|NRG ENERGY, INC. filed this Form 10-K on 02/29/2016|
Revisions to the Buyer-Side Mitigation Rules — On May 8, 2015, several New York entities, including the NYSPSC, filed a complaint against the NYISO under Section 206 of the FPA seeking revisions to the buyer-side market power mitigation measures of the NYISO tariff. The parties requested FERC to find that the current buyer-side mitigation rules are unjust and unreasonable because they prevent the ICAP market from functioning properly and that the rules should apply only to a limited subset of generation facilities. NRG protested the complaint. On October 9, 2015, FERC held that certain renewables and self-supply resources should be exempt from buyer-side mitigation rules and ordered the NYISO to submit a compliance filing. On February 5, 2016, FERC denied rehearing. The NYISO has yet to issue its compliance filing addressing FERC's order to develop exemptions for certain renewables and self-supply resources. The eventual disposition of this case could impact the ability of uneconomic resources to enter the New York market.
Independent Power Producers of New York (IPPNY) Complaint — On May 10, 2013, as amended on March 25, 2014, a generator trade association in New York filed a complaint at FERC against the NYISO. The generators asked FERC to direct the NYISO to require that capacity from existing generation resources that would have exited the market but for out-of-market payments under RMR-type agreements be excluded from the capacity market altogether or be offered at levels no lower than the resources' going-forward costs. The complaints point to the recent reliability services agreements entered into between the NYSPSC and generators, including Dunkirk Power, as evidence that capacity market prices are being influenced by non-market considerations.
On March 19, 2015, FERC denied IPPNY’s complaint and directed NYISO to establish a stakeholder process to consider whether there are circumstances that warrant the adoption of buyer-side mitigation rules in the rest-of-state, and whether mitigation measures would need to be in place to address any price suppressing effects of repowering agreements. On June 17, 2015, NYISO filed its compliance report describing the outcome of the stakeholder process on concluding that buyer-side mitigation measures in the rest-of-state are not warranted. On November 16, 2015, FERC directed the NYISO to provide additional information. On December 16, 2015, NYISO filed responses to FERC's request. Rehearing is pending. Failure to implement buyer-side mitigation measures could result in uneconomic entry, which artificially decreases capacity prices below competitive market levels.
Gulf Coast Region
Houston Import Project — At its April 8, 2014, meeting, the ERCOT Board endorsed a new 345 kV transmission line project designed to address purported reliability challenges related to congestion between north Texas and the Houston region. On November 14, 2014, the PUCT denied a challenge by the Company and Calpine Corp. regarding ERCOT's endorsement of the project. Following a contested hearing, in January 2016, the PUCT approved certificates of convenience and necessity authorizing the transmission utilities to proceed with the project which is projected to be operational by the summer of 2018. The project could reduce congestion-related energy prices in the Houston region, where the Company owns several generating stations.
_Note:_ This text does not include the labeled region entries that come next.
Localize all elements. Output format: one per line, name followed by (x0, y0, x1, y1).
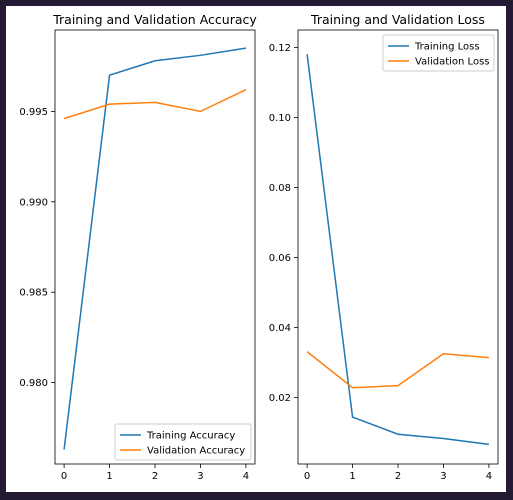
series-line-training-accuracy (63, 47, 247, 450)
accuracy-chart-legend: Training Accuracy Validation Accuracy (114, 423, 252, 461)
x-tick-label: 3 (197, 471, 203, 482)
series-line-training-loss (306, 54, 490, 446)
series-line-validation-accuracy (63, 88, 247, 120)
y-tick-label: 0.990 (19, 197, 48, 208)
loss-chart-legend: Training Loss Validation Loss (382, 34, 495, 72)
x-tick-label: 0 (61, 471, 67, 482)
legend-label-training-loss: Training Loss (414, 42, 480, 53)
loss-chart: Training and Validation Loss 0 1 2 3 4 0.02 0.… (269, 12, 499, 482)
x-tick-label: 4 (243, 471, 249, 482)
x-tick-label: 4 (486, 471, 492, 482)
accuracy-legend-box (114, 423, 252, 461)
y-tick-label: 0.08 (269, 183, 291, 194)
accuracy-chart-ticks: 0 1 2 3 4 0.980 0.985 0.990 0.995 (19, 107, 249, 482)
y-tick-label: 0.985 (19, 288, 48, 299)
loss-chart-ticks: 0 1 2 3 4 0.02 0.04 0.06 0.08 0.10 0.12 (269, 43, 492, 482)
y-tick-label: 0.995 (19, 107, 48, 118)
y-tick-label: 0.12 (269, 43, 291, 54)
series-line-validation-loss (306, 351, 489, 389)
y-tick-label: 0.02 (269, 393, 291, 404)
accuracy-chart-lines (63, 47, 247, 450)
loss-chart-title: Training and Validation Loss (310, 12, 485, 27)
y-tick-label: 0.04 (269, 323, 291, 334)
accuracy-chart: Training and Validation Accuracy 0 1 2 3 4 0.… (19, 12, 257, 482)
legend-label-validation-accuracy: Validation Accuracy (147, 446, 245, 457)
accuracy-chart-title: Training and Validation Accuracy (52, 12, 257, 27)
legend-label-validation-loss: Validation Loss (415, 57, 490, 68)
loss-chart-frame (297, 29, 499, 465)
y-tick-label: 0.10 (269, 113, 291, 124)
x-tick-label: 2 (152, 471, 158, 482)
x-tick-label: 3 (440, 471, 446, 482)
x-tick-label: 0 (304, 471, 310, 482)
y-tick-label: 0.980 (19, 378, 48, 389)
y-tick-label: 0.06 (269, 253, 291, 264)
x-tick-label: 1 (349, 471, 355, 482)
loss-chart-lines (306, 54, 490, 446)
x-tick-label: 2 (395, 471, 401, 482)
x-tick-label: 1 (106, 471, 112, 482)
figure: Training and Validation Accuracy 0 1 2 3 4 0.… (6, 6, 506, 492)
loss-legend-box (382, 34, 495, 72)
figure-canvas: Training and Validation Accuracy 0 1 2 3 4 0.… (19, 12, 499, 482)
legend-label-training-accuracy: Training Accuracy (146, 431, 235, 442)
accuracy-chart-frame (54, 29, 256, 465)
Complaints regarding the 2015/2016 Planning Resource Auction — In May 2015, the Illinois Attorney General, Public Citizen, Inc., and Southwestern Electric Cooperative, Inc. filed complaints against MISO on the grounds that the results of the MISO 2015/2016 Planning Resource Auction resulted in unjust and unreasonable prices, specifically the auction clearing price in Zone 4. NRG, on behalf of itself and GenOn, filed comments providing its view on the rationale for the market outcome.
On June 30, 2015, the Illinois Energy Consumers filed a complaint with FERC under Section 206 of the FPA regarding MISO’s Planning Resource Auction tariff provisions, stating that the current MISO tariff does not produce just and reasonable results. The complaint suggests specific tariff modifications to address these alleged deficiencies, particularly as to the initial reference level price and the failure of the MISO tariff to count capacity sold in neighboring capacity markets toward meeting local clearing requirements in effect for the zones where capacity is physically located. On October 20, 2015, FERC held a technical conference on MISO's Planning Resource Auction, which in part addressed changes to MISO's auction design.
On December 31, 2015, FERC issued an order directing MISO to change key portions of its capacity market tariff, including restricting the ability of suppliers to place offers up to a MISO-developed opportunity cost. FERC mandated several changes to the auction, to be in place before the next planning resource auction in 2016. MISO is pursuing its own stakeholder reforms process to create different rules and implement price formation reforms as to its restructured retail market zones, including Zone 4. FERC expressly declined to rule on the portion of the complaint addressing the outcome of the 2015 Zone 4 auction, and instead stated that its investigation into the conduct of the auction remained pending. Rehearing is pending.